John Walker Lindh (file photo)

A California man who was captured fighting for the Taliban in Afghanistan in November 2001 has been released from prison.

The federal Bureau of Prisons said that John Walker Lindh, known as the American Taliban, was released on May 23 from a high-security prison in Indiana.

Lindh, 38, was set to be freed three years early for good behavior in a 20-year sentence.

His early release sparked criticism, amid concerns that he may still harbor extremist views.

"There is something deeply troubling and wrong about this," Secretary of State Mike Pompeo said on Fox News.
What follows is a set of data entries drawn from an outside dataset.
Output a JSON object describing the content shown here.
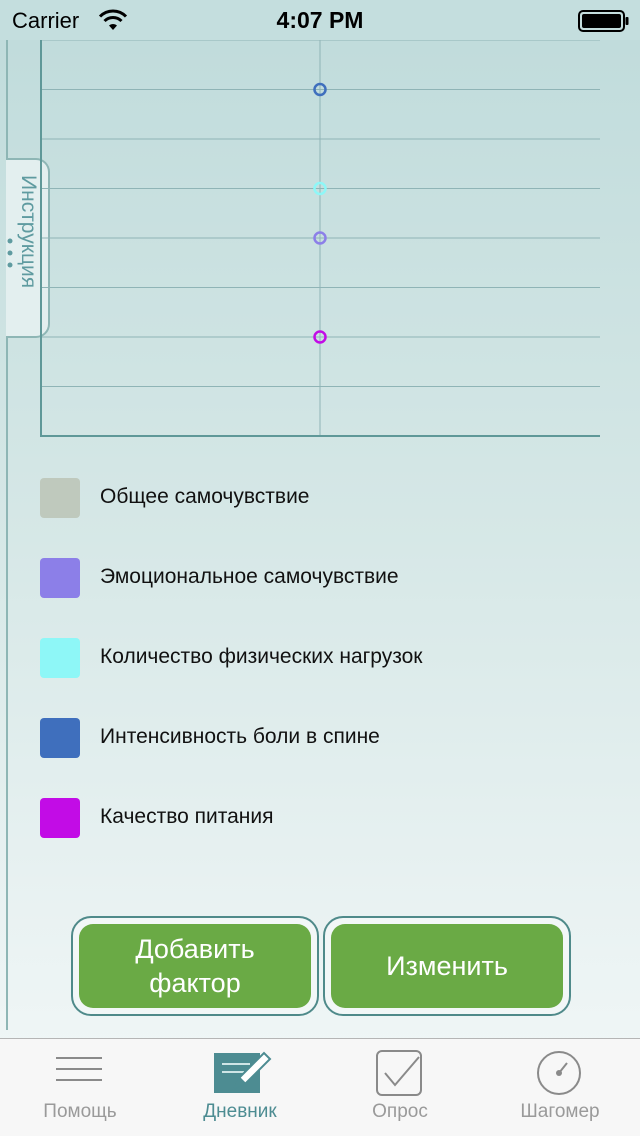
{
  "status": {
    "carrier": "Carrier",
    "time": "4:07 PM"
  },
  "side_tab": {
    "label": "Инструкция"
  },
  "chart_data": {
    "type": "scatter",
    "x": [
      0.5
    ],
    "ylim": [
      0,
      8
    ],
    "grid": true,
    "series": [
      {
        "name": "Общее самочувствие",
        "color": "#bfc9bd",
        "values": []
      },
      {
        "name": "Эмоциональное самочувствие",
        "color": "#8c7fe8",
        "values": [
          4
        ]
      },
      {
        "name": "Количество физических нагрузок",
        "color": "#8ef7f7",
        "values": [
          5
        ]
      },
      {
        "name": "Интенсивность боли в спине",
        "color": "#3f6fbd",
        "values": [
          7
        ]
      },
      {
        "name": "Качество питания",
        "color": "#c20ce6",
        "values": [
          2
        ]
      }
    ]
  },
  "legend": {
    "items": [
      {
        "label": "Общее самочувствие",
        "color": "#bfc9bd"
      },
      {
        "label": "Эмоциональное самочувствие",
        "color": "#8c7fe8"
      },
      {
        "label": "Количество физических нагрузок",
        "color": "#8ef7f7"
      },
      {
        "label": "Интенсивность боли в спине",
        "color": "#3f6fbd"
      },
      {
        "label": "Качество питания",
        "color": "#c20ce6"
      }
    ]
  },
  "buttons": {
    "add_factor": "Добавить\nфактор",
    "edit": "Изменить"
  },
  "tabs": [
    {
      "label": "Помощь",
      "icon": "menu-icon"
    },
    {
      "label": "Дневник",
      "icon": "diary-icon"
    },
    {
      "label": "Опрос",
      "icon": "checkbox-icon"
    },
    {
      "label": "Шагомер",
      "icon": "gauge-icon"
    }
  ]
}
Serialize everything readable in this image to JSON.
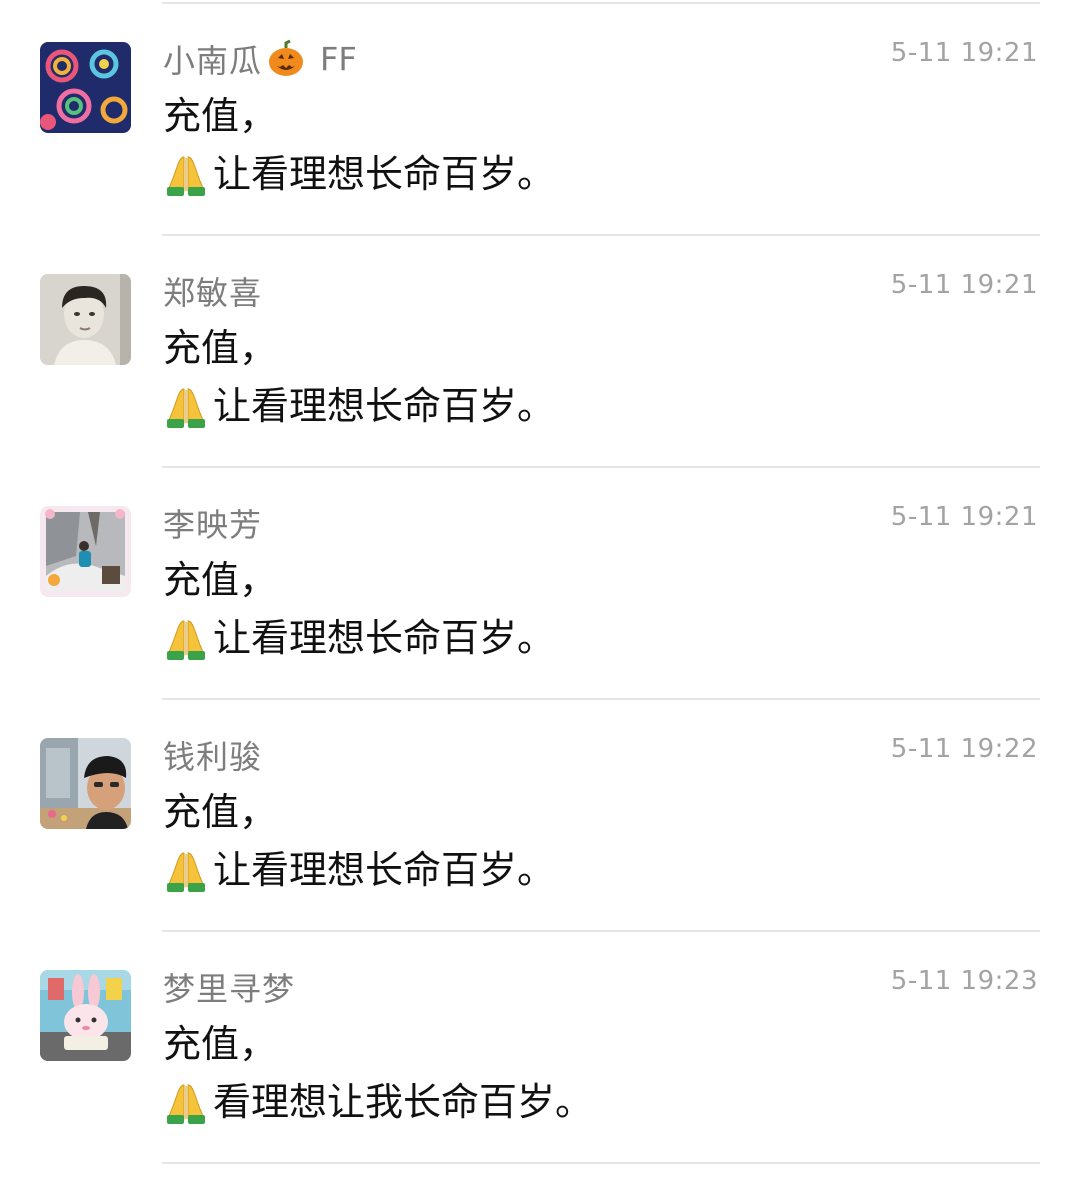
{
  "feed": {
    "items": [
      {
        "name": "小南瓜",
        "name_emoji": "pumpkin-icon",
        "name_suffix": "FF",
        "time": "5-11 19:21",
        "line1": "充值，",
        "line2_emoji": "folded-hands-icon",
        "line2": "让看理想长命百岁。",
        "avatar": "pattern-avatar"
      },
      {
        "name": "郑敏喜",
        "time": "5-11 19:21",
        "line1": "充值，",
        "line2_emoji": "folded-hands-icon",
        "line2": "让看理想长命百岁。",
        "avatar": "portrait-avatar"
      },
      {
        "name": "李映芳",
        "time": "5-11 19:21",
        "line1": "充值，",
        "line2_emoji": "folded-hands-icon",
        "line2": "让看理想长命百岁。",
        "avatar": "outdoor-photo-avatar"
      },
      {
        "name": "钱利骏",
        "time": "5-11 19:22",
        "line1": "充值，",
        "line2_emoji": "folded-hands-icon",
        "line2": "让看理想长命百岁。",
        "avatar": "selfie-avatar"
      },
      {
        "name": "梦里寻梦",
        "time": "5-11 19:23",
        "line1": "充值，",
        "line2_emoji": "folded-hands-icon",
        "line2": "看理想让我长命百岁。",
        "avatar": "cartoon-rabbit-avatar"
      }
    ]
  },
  "colors": {
    "name": "#7d7d7d",
    "time": "#a3a3a3",
    "message": "#111111",
    "divider": "#e6e6e6"
  }
}
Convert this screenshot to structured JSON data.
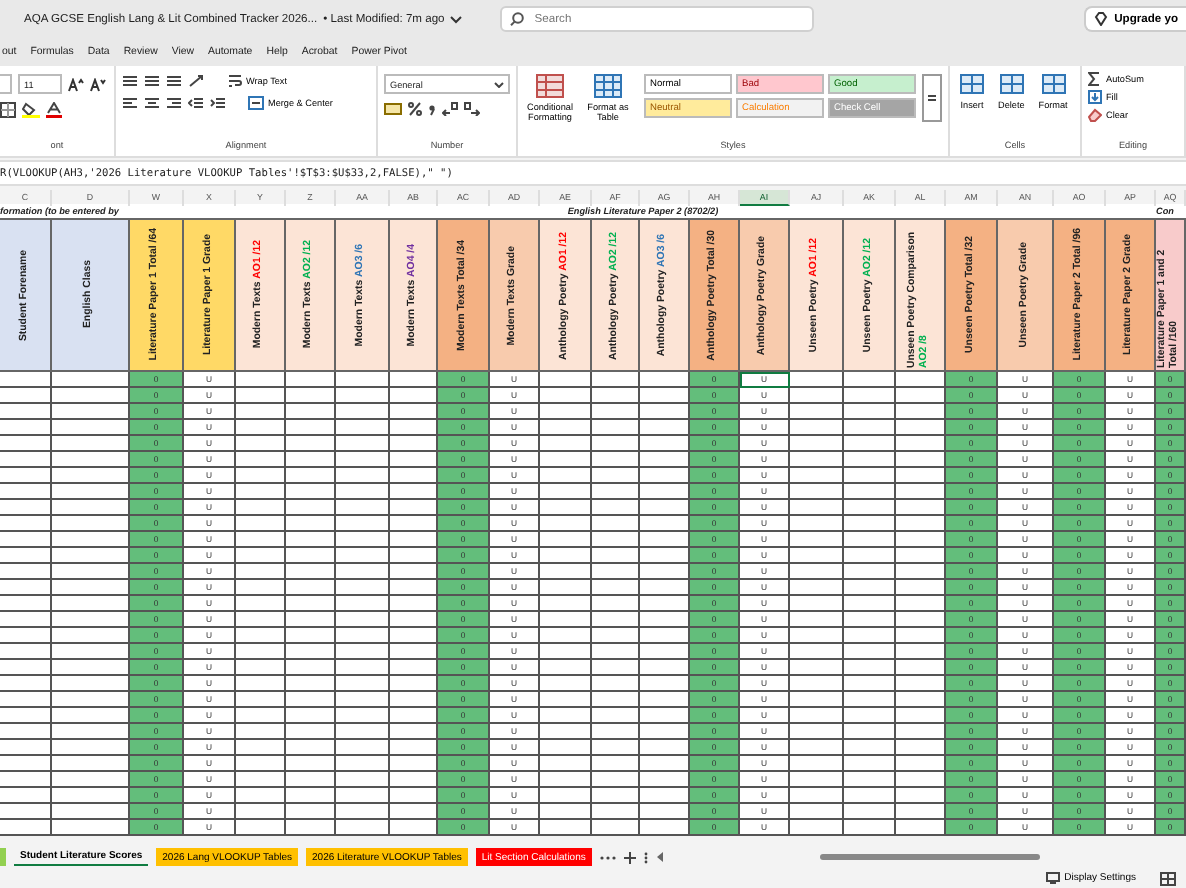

President Donald Trump told reporters the authorities will be closely watching Lindh, adding that nothing could be done to prevent his release.

Lindh converted to Islam at 16 and joined the Taliban in mid-2001. After the United States invaded Afghanistan following the September 11, 2001, attacks, he was one of hundreds of Taliban fighters captured on November 25, 2001.

On the eve of Lindh's release, U.S. television station KNBC said it had received letters from him during his imprisonment in which he allegedly praised the Islamic State extremist group and called himself a political prisoner.

It was unclear why the letters, dating back to 2014-15, only came to light now.

Lindh, who gained Irish citizenship while in prison, cannot obtain a passport or travel abroad.

His lawyer Bill Cummings told CNN Lindh will now move to Virginia and live under the direction of his probation officer.

Lindh's release underscores the fact that, almost two decades later, the U.S. war against the Taliban continues.

Veteran U.S. diplomat Zalmay Khalilzad has been conducting several rounds of peace talks with the militants.

But the Taliban refuses to speak to the government in Kabul and has not renounced violence.

Khalilzad on May 22 briefed U.S. lawmakers in Washington on the progress of the talks.

The meeting was classified, but media reports suggested that the results of Khalilzad's efforts were met with skepticism on Capitol Hill.